Forsøksdyr: The effect of NSAIDS on the physiological and behavioural response to LPS in group-housed gilts


Godkjenningsdato 14.03.2018

The aims are to describe the effect of immune activation on brain physiology and social behavoiur in pigs and to test whether an NSAID will alleviate the sickness symptoms and the following changes in social dynamics. Lipopolysaccharide will be used to model a controlled, short-lived immune activation. We have experience with the strain and dose of LPS we apply for use of here. Within 6 hours, the immune parameters are back to baseline and the pigs resume their baseline behavioural time budget including eating.

Societal value: tail biting is a very important animal welfare challenge in commercial pig production.
The frequency is actually on the increase, also in Norway.
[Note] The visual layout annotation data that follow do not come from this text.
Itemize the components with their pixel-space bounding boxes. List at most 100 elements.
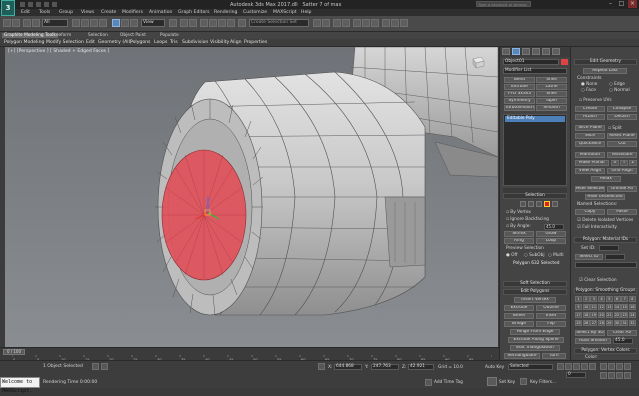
collapse-button[interactable]: Collapse bbox=[607, 106, 637, 112]
make-planar-button[interactable]: Make Planar bbox=[575, 160, 609, 166]
smoothing-group-button[interactable]: 8 bbox=[628, 296, 636, 302]
extrude-mod-button[interactable]: Extrude bbox=[504, 84, 535, 90]
zoom-extents-all-icon[interactable] bbox=[624, 363, 631, 370]
tab-selection[interactable]: Selection bbox=[88, 33, 108, 38]
cut-button[interactable]: Cut bbox=[607, 141, 637, 147]
lathe-button[interactable]: Lathe bbox=[536, 84, 567, 90]
selected-set-dropdown[interactable]: Selected bbox=[508, 364, 553, 370]
zoom-all-icon[interactable] bbox=[608, 363, 615, 370]
edge-mode-icon[interactable] bbox=[528, 201, 534, 207]
select-and-rotate-icon[interactable] bbox=[121, 19, 129, 27]
ribbon-loops[interactable]: Loops bbox=[154, 40, 167, 45]
scene-explorer-icon[interactable] bbox=[342, 19, 350, 27]
tab-populate[interactable]: Populate bbox=[160, 33, 179, 38]
by-vertex-checkbox[interactable]: ▫ By Vertex bbox=[506, 210, 531, 215]
material-ids-rollout-header[interactable]: Polygon: Material IDs bbox=[574, 237, 637, 243]
tab-graphite-modeling-tools[interactable]: Graphite Modeling Tools bbox=[2, 33, 58, 38]
border-mode-icon[interactable] bbox=[536, 201, 542, 207]
set-id-field[interactable] bbox=[599, 245, 619, 251]
mirror-icon[interactable] bbox=[313, 19, 321, 27]
zoom-icon[interactable] bbox=[600, 363, 607, 370]
snaps-toggle-icon[interactable] bbox=[200, 19, 208, 27]
rectangular-selection-icon[interactable] bbox=[90, 19, 98, 27]
viewcube[interactable] bbox=[467, 53, 489, 73]
vertex-colors-rollout-header[interactable]: Polygon: Vertex Colors bbox=[574, 348, 637, 354]
pivot-center-icon[interactable] bbox=[169, 19, 177, 27]
object-color-swatch[interactable] bbox=[561, 59, 568, 65]
angle-snap-icon[interactable] bbox=[209, 19, 217, 27]
smoothing-group-button[interactable]: 19 bbox=[590, 312, 598, 318]
shell-button-2[interactable]: Shell bbox=[536, 91, 567, 97]
app-logo-button[interactable]: 3 bbox=[1, 0, 15, 16]
unhide-all-button[interactable]: Unhide All bbox=[607, 186, 637, 192]
smoothing-group-button[interactable]: 7 bbox=[621, 296, 629, 302]
select-id-button[interactable]: Select ID bbox=[575, 254, 603, 260]
display-panel-icon[interactable] bbox=[542, 48, 550, 55]
menu-help[interactable]: Help bbox=[301, 10, 311, 15]
render-setup-icon[interactable] bbox=[382, 19, 390, 27]
menu-customize[interactable]: Customize bbox=[243, 10, 267, 15]
outline-button[interactable]: Outline bbox=[536, 305, 566, 311]
clear-all-button[interactable]: Clear All bbox=[607, 330, 637, 336]
smooth-button[interactable]: Smooth bbox=[536, 105, 567, 111]
bend-button[interactable]: Bend bbox=[504, 77, 535, 83]
hinge-from-edge-button[interactable]: Hinge From Edge bbox=[510, 329, 560, 335]
undo-icon[interactable] bbox=[3, 19, 11, 27]
edit-named-selection-icon[interactable] bbox=[238, 19, 246, 27]
preview-subobj-radio[interactable]: ○ SubObj bbox=[524, 253, 545, 258]
redo-icon[interactable] bbox=[12, 19, 20, 27]
layer-explorer-icon[interactable] bbox=[333, 19, 341, 27]
ribbon-tris[interactable]: Tris bbox=[170, 40, 178, 45]
inset-button[interactable]: Inset bbox=[536, 313, 566, 319]
repeat-last-button[interactable]: Repeat Last bbox=[583, 68, 627, 74]
extrude-along-spline-button[interactable]: Extrude Along Spline bbox=[508, 337, 564, 343]
by-angle-checkbox[interactable]: ▫ By Angle: bbox=[506, 224, 531, 229]
selection-filter-dropdown[interactable]: All bbox=[42, 19, 68, 27]
smoothing-group-button[interactable]: 12 bbox=[598, 304, 606, 310]
modifier-list-dropdown[interactable]: Modifier List bbox=[503, 68, 567, 74]
current-frame-field[interactable]: 0 bbox=[566, 372, 586, 378]
menu-modifiers[interactable]: Modifiers bbox=[122, 10, 143, 15]
planar-y-button[interactable]: Y bbox=[620, 160, 628, 166]
hierarchy-panel-icon[interactable] bbox=[522, 48, 530, 55]
y-coord-field[interactable]: 247.763 bbox=[371, 364, 399, 370]
smoothing-group-button[interactable]: 30 bbox=[613, 320, 621, 326]
view-align-button[interactable]: View Align bbox=[575, 168, 605, 174]
rendered-frame-window-icon[interactable] bbox=[391, 19, 399, 27]
window-crossing-icon[interactable] bbox=[99, 19, 107, 27]
schematic-view-icon[interactable] bbox=[362, 19, 370, 27]
vertex-mode-icon[interactable] bbox=[520, 201, 526, 207]
search-input[interactable]: Type a keyword or phrase bbox=[476, 1, 531, 7]
planar-z-button[interactable]: Z bbox=[629, 160, 637, 166]
ribbon-polygon-modeling[interactable]: Polygon Modeling bbox=[4, 40, 44, 45]
smoothing-group-button[interactable]: 23 bbox=[621, 312, 629, 318]
auto-smooth-button[interactable]: Auto Smooth bbox=[575, 338, 611, 344]
smoothing-groups-rollout-header[interactable]: Polygon: Smoothing Groups bbox=[574, 288, 637, 294]
smoothing-group-button[interactable]: 28 bbox=[598, 320, 606, 326]
stack-item-editable-poly[interactable]: Editable Poly bbox=[505, 116, 565, 122]
object-name-field[interactable]: Object01 bbox=[503, 59, 559, 65]
minimize-button[interactable]: – bbox=[606, 0, 615, 8]
viewport-canvas[interactable] bbox=[5, 47, 498, 347]
select-by-name-icon[interactable] bbox=[81, 19, 89, 27]
zoom-extents-icon[interactable] bbox=[616, 363, 623, 370]
msmooth-button[interactable]: MSmooth bbox=[575, 152, 605, 158]
smoothing-group-button[interactable]: 25 bbox=[575, 320, 582, 326]
x-coord-field[interactable]: 644.868 bbox=[334, 364, 362, 370]
go-to-start-icon[interactable] bbox=[557, 363, 564, 370]
align-icon[interactable] bbox=[322, 19, 330, 27]
constraint-normal-radio[interactable]: ○ Normal bbox=[609, 88, 630, 93]
maximize-viewport-icon[interactable] bbox=[624, 372, 631, 379]
selection-rollout-header[interactable]: Selection bbox=[503, 193, 567, 199]
smoothing-group-button[interactable]: 11 bbox=[590, 304, 598, 310]
smoothing-group-button[interactable]: 21 bbox=[605, 312, 613, 318]
bevel-button[interactable]: Bevel bbox=[504, 313, 534, 319]
full-interactivity-checkbox[interactable]: ☑ Full Interactivity bbox=[577, 225, 617, 230]
select-and-scale-icon[interactable] bbox=[130, 19, 138, 27]
material-name-dropdown[interactable] bbox=[575, 262, 637, 268]
maxscript-listener[interactable]: Welcome to MAXScript. bbox=[0, 377, 40, 394]
smoothing-group-button[interactable]: 24 bbox=[628, 312, 636, 318]
create-panel-icon[interactable] bbox=[502, 48, 510, 55]
curve-editor-icon[interactable] bbox=[353, 19, 361, 27]
constraint-face-radio[interactable]: ○ Face bbox=[581, 88, 596, 93]
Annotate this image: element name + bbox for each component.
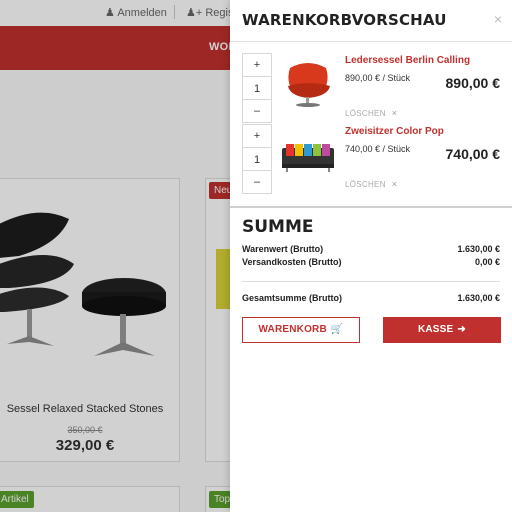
quantity-value[interactable]: 1	[243, 76, 271, 100]
items-divider	[230, 206, 512, 208]
delete-button[interactable]: LÖSCHEN ×	[345, 179, 397, 189]
item-total: 740,00 €	[445, 146, 501, 162]
panel-title: WARENKORBVORSCHAU	[242, 11, 447, 29]
product-thumbnail[interactable]	[278, 134, 338, 184]
close-icon[interactable]: ×	[494, 11, 502, 27]
minus-button[interactable]: –	[243, 100, 271, 122]
checkout-button-label: KASSE	[417, 324, 454, 335]
checkout-button[interactable]: KASSE ➜	[383, 317, 501, 343]
cart-item: + 1 – Zweisitzer Color Pop 740,00 € / St…	[230, 124, 512, 194]
summary-title: SUMME	[242, 217, 314, 237]
panel-header: WARENKORBVORSCHAU ×	[230, 0, 512, 42]
summary-divider	[242, 281, 500, 282]
delete-label: LÖSCHEN	[345, 109, 386, 118]
item-unit-price: 740,00 € / Stück	[345, 144, 411, 154]
minus-button[interactable]: –	[243, 171, 271, 193]
total-label: Gesamtsumme (Brutto)	[242, 293, 343, 303]
summary-value: 1.630,00 €	[457, 244, 500, 254]
shopping-cart-icon: 🛒	[330, 324, 344, 335]
summary-value: 0,00 €	[474, 257, 500, 267]
plus-button[interactable]: +	[243, 54, 271, 76]
cart-button-label: WARENKORB	[258, 324, 327, 335]
quantity-stepper: + 1 –	[242, 53, 272, 123]
delete-label: LÖSCHEN	[345, 180, 386, 189]
plus-button[interactable]: +	[243, 125, 271, 147]
delete-button[interactable]: LÖSCHEN ×	[345, 108, 397, 118]
quantity-stepper: + 1 –	[242, 124, 272, 194]
item-unit-price: 890,00 € / Stück	[345, 73, 411, 83]
item-name-link[interactable]: Zweisitzer Color Pop	[345, 126, 444, 137]
close-icon: ×	[391, 179, 398, 189]
summary-label: Warenwert (Brutto)	[242, 244, 324, 254]
item-name-link[interactable]: Ledersessel Berlin Calling	[345, 55, 470, 66]
total-value: 1.630,00 €	[457, 293, 500, 303]
close-icon: ×	[391, 108, 398, 118]
quantity-value[interactable]: 1	[243, 147, 271, 171]
cart-preview-panel: WARENKORBVORSCHAU × + 1 – Ledersessel Be…	[230, 0, 512, 512]
cart-button[interactable]: WARENKORB 🛒	[242, 317, 360, 343]
item-total: 890,00 €	[445, 75, 501, 91]
arrow-right-icon: ➜	[457, 324, 467, 335]
product-thumbnail[interactable]	[278, 60, 338, 110]
summary-label: Versandkosten (Brutto)	[242, 257, 342, 267]
cart-item: + 1 – Ledersessel Berlin Calling 890,00 …	[230, 53, 512, 123]
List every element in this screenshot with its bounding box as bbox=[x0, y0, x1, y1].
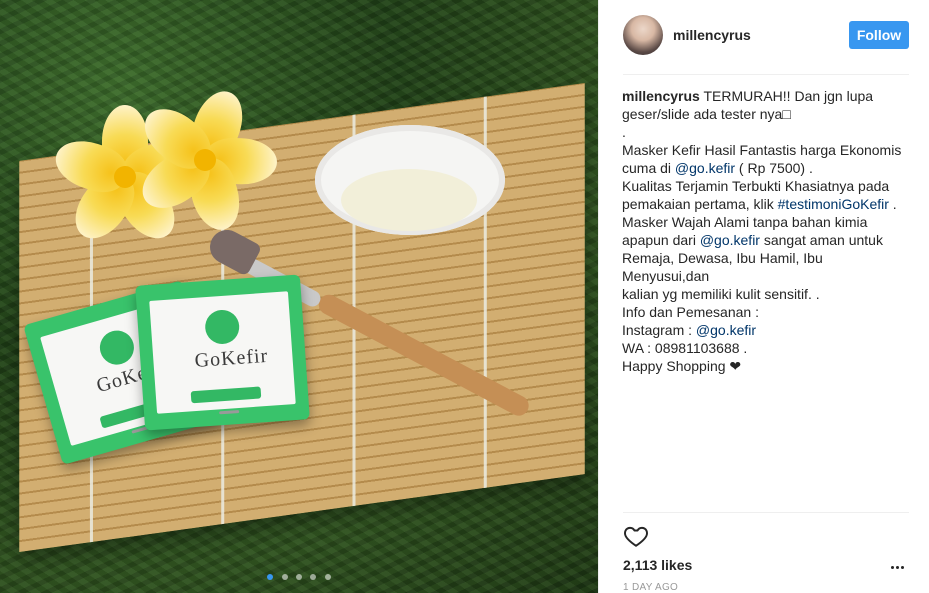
carousel-dot[interactable] bbox=[324, 574, 331, 580]
mention-link[interactable]: @go.kefir bbox=[700, 232, 760, 248]
post-header: millencyrus Follow bbox=[623, 15, 909, 55]
like-count[interactable]: 2,113 likes bbox=[623, 557, 692, 573]
leaf-logo-icon bbox=[204, 308, 241, 346]
carousel-dot[interactable] bbox=[281, 574, 288, 580]
carousel-dot[interactable] bbox=[310, 574, 317, 580]
carousel-indicator bbox=[0, 567, 598, 585]
actions-divider bbox=[623, 512, 909, 513]
kefir-sachet: GoKefir bbox=[135, 274, 310, 431]
hashtag-link[interactable]: #testimoniGoKefir bbox=[778, 196, 889, 212]
post-photo[interactable]: GoKefir GoKefir bbox=[0, 0, 598, 593]
cream-bowl bbox=[315, 125, 505, 295]
mention-link[interactable]: @go.kefir bbox=[675, 160, 735, 176]
heart-outline-icon[interactable] bbox=[623, 523, 649, 549]
follow-button[interactable]: Follow bbox=[849, 21, 909, 49]
header-divider bbox=[623, 74, 909, 75]
post-timestamp[interactable]: 1 DAY AGO bbox=[623, 582, 678, 593]
post-sidebar: millencyrus Follow millencyrus TERMURAH!… bbox=[598, 0, 929, 593]
caption-username[interactable]: millencyrus bbox=[622, 88, 700, 104]
avatar[interactable] bbox=[623, 15, 663, 55]
carousel-dot[interactable] bbox=[296, 574, 302, 580]
post-caption: millencyrus TERMURAH!! Dan jgn lupa gese… bbox=[622, 88, 902, 374]
carousel-dot-active[interactable] bbox=[267, 574, 274, 580]
frangipani-flower bbox=[132, 84, 278, 236]
more-options-icon[interactable] bbox=[891, 566, 907, 572]
mention-link[interactable]: @go.kefir bbox=[696, 322, 756, 338]
sachet-brand: GoKefir bbox=[193, 344, 269, 372]
username-link[interactable]: millencyrus bbox=[673, 27, 751, 43]
leaf-logo-icon bbox=[95, 326, 138, 369]
post-view: GoKefir GoKefir millencyrus Follow mille… bbox=[0, 0, 929, 593]
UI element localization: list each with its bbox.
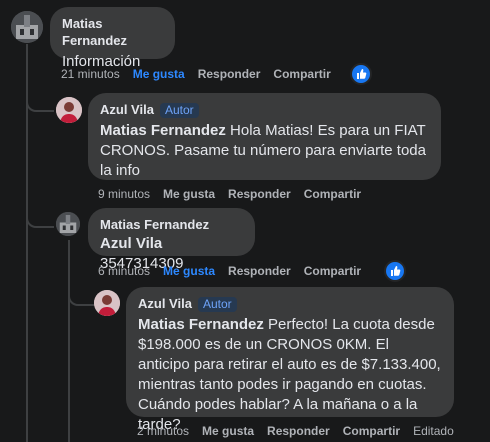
comment-time[interactable]: 2 minutos — [137, 424, 189, 438]
like-reaction-icon[interactable] — [384, 260, 406, 282]
comment-actions: 6 minutos Me gusta Responder Compartir — [98, 264, 374, 278]
comment-author[interactable]: Matias Fernandez — [100, 216, 209, 233]
author-badge: Autor — [197, 297, 237, 312]
share-button[interactable]: Compartir — [304, 264, 361, 278]
mention-link[interactable]: Azul Vila — [100, 235, 162, 252]
thread-connector — [26, 90, 54, 112]
share-button[interactable]: Compartir — [273, 67, 330, 81]
comment-actions: 21 minutos Me gusta Responder Compartir — [61, 67, 344, 81]
avatar[interactable] — [11, 11, 43, 43]
reply-button[interactable]: Responder — [228, 264, 291, 278]
comment-author[interactable]: Matias Fernandez — [62, 15, 163, 49]
avatar[interactable] — [56, 212, 80, 236]
comment-time[interactable]: 21 minutos — [61, 67, 120, 81]
avatar[interactable] — [56, 97, 82, 123]
thread-line — [68, 240, 70, 442]
comment-bubble: Azul Vila Autor Matias Fernandez Perfecto… — [126, 287, 454, 433]
comment-author[interactable]: Azul Vila — [100, 101, 154, 118]
comment-bubble: Matias Fernandez Información — [50, 7, 175, 70]
comment-text: Matias Fernandez Hola Matias! Es para un… — [100, 121, 429, 181]
thread-connector — [26, 206, 54, 228]
like-button[interactable]: Me gusta — [133, 67, 185, 81]
comment-actions: 2 minutos Me gusta Responder Compartir E… — [137, 424, 467, 438]
reply-button[interactable]: Responder — [228, 187, 291, 201]
like-button[interactable]: Me gusta — [163, 264, 215, 278]
comment-time[interactable]: 6 minutos — [98, 264, 150, 278]
share-button[interactable]: Compartir — [304, 187, 361, 201]
edited-label[interactable]: Editado — [413, 424, 454, 438]
like-reaction-icon[interactable] — [350, 63, 372, 85]
comment-bubble: Matias Fernandez Azul Vila 3547314309 — [88, 208, 255, 272]
mention-link[interactable]: Matias Fernandez — [138, 316, 264, 333]
comment-body: Perfecto! La cuota desde $198.000 es de … — [138, 316, 441, 433]
comment-author[interactable]: Azul Vila — [138, 295, 192, 312]
reply-button[interactable]: Responder — [198, 67, 261, 81]
comment-text: Matias Fernandez Perfecto! La cuota desd… — [138, 315, 442, 435]
comment-actions: 9 minutos Me gusta Responder Compartir — [98, 187, 374, 201]
share-button[interactable]: Compartir — [343, 424, 400, 438]
avatar[interactable] — [94, 290, 120, 316]
mention-link[interactable]: Matias Fernandez — [100, 122, 226, 139]
like-button[interactable]: Me gusta — [163, 187, 215, 201]
reply-button[interactable]: Responder — [267, 424, 330, 438]
author-badge: Autor — [159, 103, 199, 118]
comment-bubble: Azul Vila Autor Matias Fernandez Hola Mat… — [88, 93, 441, 180]
comment-time[interactable]: 9 minutos — [98, 187, 150, 201]
like-button[interactable]: Me gusta — [202, 424, 254, 438]
thread-connector — [68, 284, 94, 306]
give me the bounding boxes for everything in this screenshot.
The increase in the national average incidence of tail biting damage recorded at slaughterhouses has actually increased from about 2.5% to about 7% during the last 6 years. Most swine producing countries tail dock their pigs as an attempt to inhibit the behaviour. We know that health is a risk factor for tail biting, and this experiment is part of a larger body of work in which we try to understand the mechanisms behind the link between health and tail biting. By getting that understanding we might be able to better chose and evaluate methods to reduce the risk of tail biting outbreaks, such as a targeted use of NSAIDs (anti-inflammatory drugs with several licensed for use in pigs) in the case of disease outbreaks.

Scientific value: The immune system and the brain communicates, and we are starting to understand that immune activation can affect behaviour and emotions quite profoundly. This project will add knowledge of how brain and behaviour are influenced by a controlled immune activation.

We will apply for using 56 gilts in this experiment. They will be distributed on four different experimental groups and they will be euthanised by the end of the experiments. In addition, we will use 18 barrows as companion pigs. They will not be handled and will stay on the university farm until they are sold to a commercial farmer.

As this experiment is carried out mainly to increase our knowledge of tail biting in pigs, we cannot replace the pigs with non-animal models. The demands of a sufficient statistical power also prohibits the reduction of group sizes. However, we will refine the experiment by low-stress handling and sampling techniques and by keeping the pigs in stable social groups.